I also saw a lot of HP in peoples hands. It goes with the recent numbers that HP has overcome Dell in that market.

It was also telling that the Apple booth mainly had their computers on display while Dell partnered with third parties to demonstrate what could be done on their machines. Add to that was that much of those thrid party apps were offered by Apple as well.

The members of the booth team at Apple were also the most laid back, friendly crowd compared to just about everybody else. They just let the product sell it self.

Attendance

From accounts I have heard that this conference has been small. 4000 or so. This year it is packed. Standing room only in many sessions. I have walked away from four now because I was only 15 minutes early. It is nifty for the level of excitement. I don’t think there has been this much synergy in tech for ed in a bit. Web 2.0 is on just about everybody’s lips and open source is big buzz as well.

Keynote Panel

I went to the follow up panel to the opening keynote. Hosted by Zolli and filled with creative types. Posted links yesterday to most of their sites. It was a bit of let down. Most panel discussions have a bit more back and forth.

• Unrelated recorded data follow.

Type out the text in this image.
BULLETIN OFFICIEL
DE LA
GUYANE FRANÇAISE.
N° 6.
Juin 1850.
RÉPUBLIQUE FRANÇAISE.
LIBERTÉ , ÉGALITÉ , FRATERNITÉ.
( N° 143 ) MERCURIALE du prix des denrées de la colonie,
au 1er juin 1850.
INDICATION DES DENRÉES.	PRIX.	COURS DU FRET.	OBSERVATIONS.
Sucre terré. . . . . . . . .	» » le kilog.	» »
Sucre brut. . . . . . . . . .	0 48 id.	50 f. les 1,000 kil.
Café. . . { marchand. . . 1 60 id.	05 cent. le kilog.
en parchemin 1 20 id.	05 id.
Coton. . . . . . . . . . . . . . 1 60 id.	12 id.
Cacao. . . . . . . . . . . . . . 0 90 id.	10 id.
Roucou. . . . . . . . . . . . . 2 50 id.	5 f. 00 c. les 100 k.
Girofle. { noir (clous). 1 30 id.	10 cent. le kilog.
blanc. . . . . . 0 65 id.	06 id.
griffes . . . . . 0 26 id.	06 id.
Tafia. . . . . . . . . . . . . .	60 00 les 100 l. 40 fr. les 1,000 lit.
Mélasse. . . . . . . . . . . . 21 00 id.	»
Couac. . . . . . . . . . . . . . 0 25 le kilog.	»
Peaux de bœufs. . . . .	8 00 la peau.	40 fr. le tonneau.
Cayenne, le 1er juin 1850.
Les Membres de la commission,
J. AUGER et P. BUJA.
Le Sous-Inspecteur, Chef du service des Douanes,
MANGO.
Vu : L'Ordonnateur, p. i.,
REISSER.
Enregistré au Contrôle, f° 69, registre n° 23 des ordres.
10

Even a little tension but this one was a bit stiff. Someone made mention when we were talking about it later, that it would have been great to have presented the opening statements at the end of the keynote to let them ferment for a day and then gather questions from attendees the next day or so. The moderator could till pick through them and made they would have been more engaging.

I got the most out of their opening statements with Streb and Pedro making the most impact. Pedro makes a comment that was the most shocking. In his studies students with computers at school, test scores went down. But with computers at home, scores went up. Wow. Streb, with her space and physics bending dance, challenge questioned that we should dare people to think and try the impossible in that you do the best stuff in the process.

What I am taking away

I found that Adobe has kicked Captivate in the ass in the new version and it is worth every penny. Simply record a software action, it records the steps, notates and exports in a flash movie instantly. Dude, we are going on line with professional development. (I know some might dig Snag It for the price, but this is way beyond).

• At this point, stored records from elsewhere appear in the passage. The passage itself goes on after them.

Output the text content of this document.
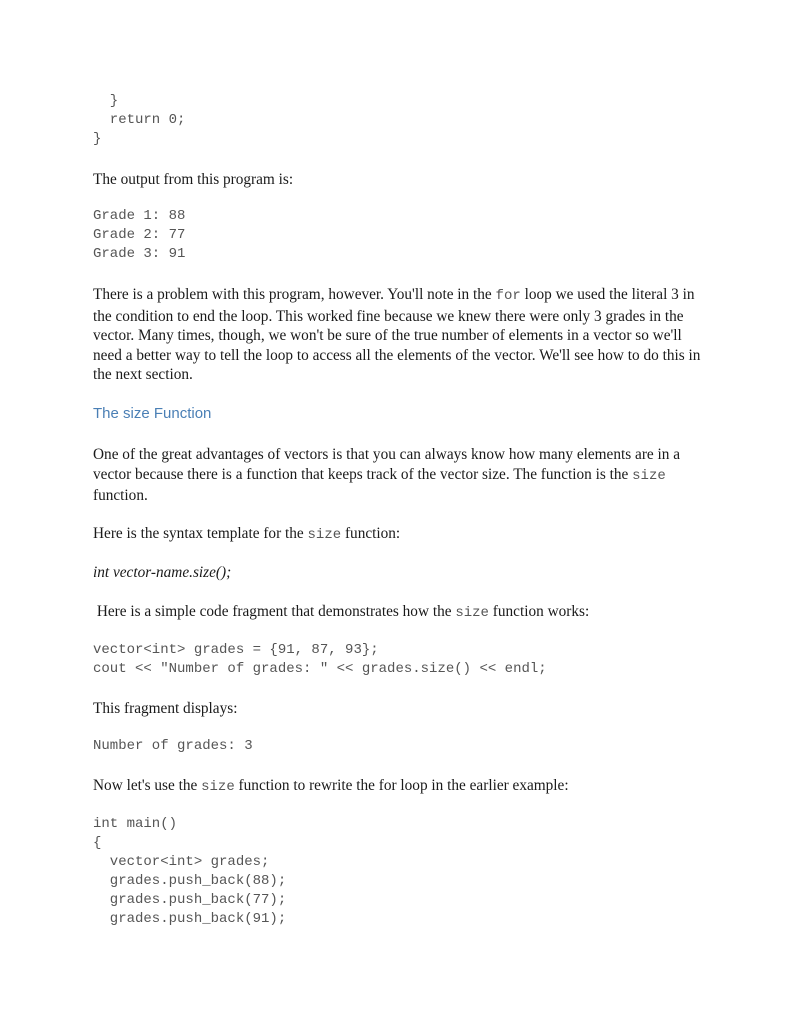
}
return 0;
}

The output from this program is:

Grade 1: 88
Grade 2: 77
Grade 3: 91

There is a problem with this program, however. You'll note in the for loop we used the literal 3 in the condition to end the loop. This worked fine because we knew there were only 3 grades in the vector. Many times, though, we won't be sure of the true number of elements in a vector so we'll need a better way to tell the loop to access all the elements of the vector. We'll see how to do this in the next section.

The size Function

One of the great advantages of vectors is that you can always know how many elements are in a vector because there is a function that keeps track of the vector size. The function is the size function.

Here is the syntax template for the size function:

int vector-name.size();

Here is a simple code fragment that demonstrates how the size function works:

vector<int> grades = {91, 87, 93};
cout << "Number of grades: " << grades.size() << endl;

This fragment displays:

Number of grades: 3

Now let's use the size function to rewrite the for loop in the earlier example:

int main()
{
vector<int> grades;
grades.push_back(88);
grades.push_back(77);
grades.push_back(91);
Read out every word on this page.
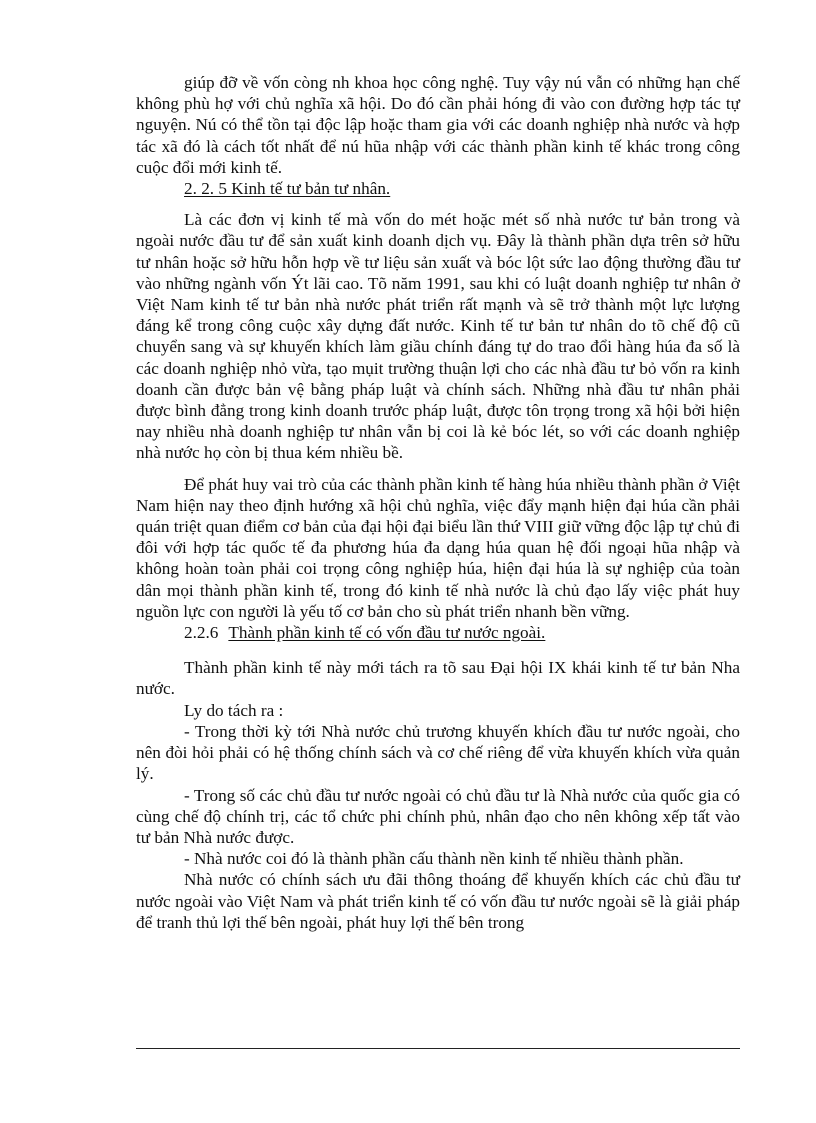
giúp đỡ về vốn còng nh khoa học công nghệ. Tuy vậy nú vẫn có những hạn chế không phù hợ với chủ nghĩa xã hội. Do đó cần phải hóng đi vào con đường hợp tác tự nguyện. Nú có thể tồn tại độc lập hoặc tham gia với các doanh nghiệp nhà nước và hợp tác xã đó là cách tốt nhất để nú hũa nhập với các thành phần kinh tế khác trong công cuộc đổi mới kinh tế.

2. 2. 5 Kinh tế tư bản tư nhân.

Là các đơn vị kinh tế mà vốn do mét hoặc mét số nhà nước tư bản trong và ngoài nước đầu tư để sản xuất kinh doanh dịch vụ. Đây là thành phần dựa trên sở hữu tư nhân hoặc sở hữu hỗn hợp về tư liệu sản xuất và bóc lột sức lao động thường đầu tư vào những ngành vốn Ýt lãi cao. Tõ năm 1991, sau khi có luật doanh nghiệp tư nhân ở Việt Nam kinh tế tư bản nhà nước phát triển rất mạnh và sẽ trở thành một lực lượng đáng kể trong công cuộc xây dựng đất nước. Kinh tế tư bản tư nhân do tõ chế độ cũ chuyển sang và sự khuyến khích làm giầu chính đáng tự do trao đổi hàng húa đa số là các doanh nghiệp nhỏ vừa, tạo mụit trường thuận lợi cho các nhà đầu tư bỏ vốn ra kinh doanh cần được bản vệ bằng pháp luật và chính sách. Những nhà đầu tư nhân phải được bình đẳng trong kinh doanh trước pháp luật, được tôn trọng trong xã hội bởi hiện nay nhiều nhà doanh nghiệp tư nhân vẫn bị coi là kẻ bóc lét, so với các doanh nghiệp nhà nước họ còn bị thua kém nhiều bề.

Để phát huy vai trò của các thành phần kinh tế hàng húa nhiều thành phần ở Việt Nam hiện nay theo định hướng xã hội chủ nghĩa, việc đẩy mạnh hiện đại húa cần phải quán triệt quan điểm cơ bản của đại hội đại biểu lần thứ VIII giữ vững độc lập tự chủ đi đôi với hợp tác quốc tế đa phương húa đa dạng húa quan hệ đối ngoại hũa nhập và không hoàn toàn phải coi trọng công nghiệp húa, hiện đại húa là sự nghiệp của toàn dân mọi thành phần kinh tế, trong đó kinh tế nhà nước là chủ đạo lấy việc phát huy nguồn lực con người là yếu tố cơ bản cho sù phát triển nhanh bền vững.

2.2.6 Thành phần kinh tế có vốn đầu tư nước ngoài.

Thành phần kinh tế này mới tách ra tõ sau Đại hội IX khái kinh tế tư bản Nha nước.

Ly do tách ra :

- Trong thời kỳ tới Nhà nước chủ trương khuyến khích đầu tư nước ngoài, cho nên đòi hỏi phải có hệ thống chính sách và cơ chế riêng để vừa khuyến khích vừa quản lý.

- Trong số các chủ đầu tư nước ngoài có chủ đầu tư là Nhà nước của quốc gia có cùng chế độ chính trị, các tổ chức phi chính phủ, nhân đạo cho nên không xếp tất vào tư bản Nhà nước được.

- Nhà nước coi đó là thành phần cấu thành nền kinh tế nhiều thành phần.

Nhà nước có chính sách ưu đãi thông thoáng để khuyến khích các chủ đầu tư nước ngoài vào Việt Nam và phát triển kinh tế có vốn đầu tư nước ngoài sẽ là giải pháp để tranh thủ lợi thế bên ngoài, phát huy lợi thế bên trong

Mimio is cheap and killer for the price.

Open source (wordpress, drupal and moodle) is what I am focusing on this year.

And the bottom line is Information.

That is the currency and product we should be training kids for in the new economy. Web 2.0 is all about the data. XML, API, RSS, AJAX, and every other acronym is about data and how you use it. Ed is still stuck on the tally list of skills, mastery sheets and standardized tests.

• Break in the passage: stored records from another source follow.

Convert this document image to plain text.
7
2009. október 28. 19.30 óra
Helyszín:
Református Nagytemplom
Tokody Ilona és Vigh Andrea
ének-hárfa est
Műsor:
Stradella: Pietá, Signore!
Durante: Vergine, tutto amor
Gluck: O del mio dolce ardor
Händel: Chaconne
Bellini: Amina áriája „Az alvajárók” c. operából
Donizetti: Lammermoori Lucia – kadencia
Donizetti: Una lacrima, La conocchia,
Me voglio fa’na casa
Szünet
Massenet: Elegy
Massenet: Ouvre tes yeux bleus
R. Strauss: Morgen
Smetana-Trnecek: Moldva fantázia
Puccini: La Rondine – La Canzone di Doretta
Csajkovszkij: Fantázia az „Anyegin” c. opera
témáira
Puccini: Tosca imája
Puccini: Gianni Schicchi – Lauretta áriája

We’ve dabbled in connecting to the world, the global learner concept. But sharing and talking isn’t the end. A connection is only possible if you have the conduits for connection and it only becomes meaningful if you have the right info. The conversations they have on Myspace eventually will move into the work place and they need to have the tools to sort the mass of info coming at light speed and then make it into something useful and new.

Global and micro-local is becoming a mirror image in many ways but figuring out the difference is growing harder. Streb mentioned making an environment where failure is okay. I want one where it is okay. That it is the process for learning. Teachers need to stop fearing the tools. The kids will figure it out. Teachers have the info. Trade. Barter. And let the kids do rather than making them work.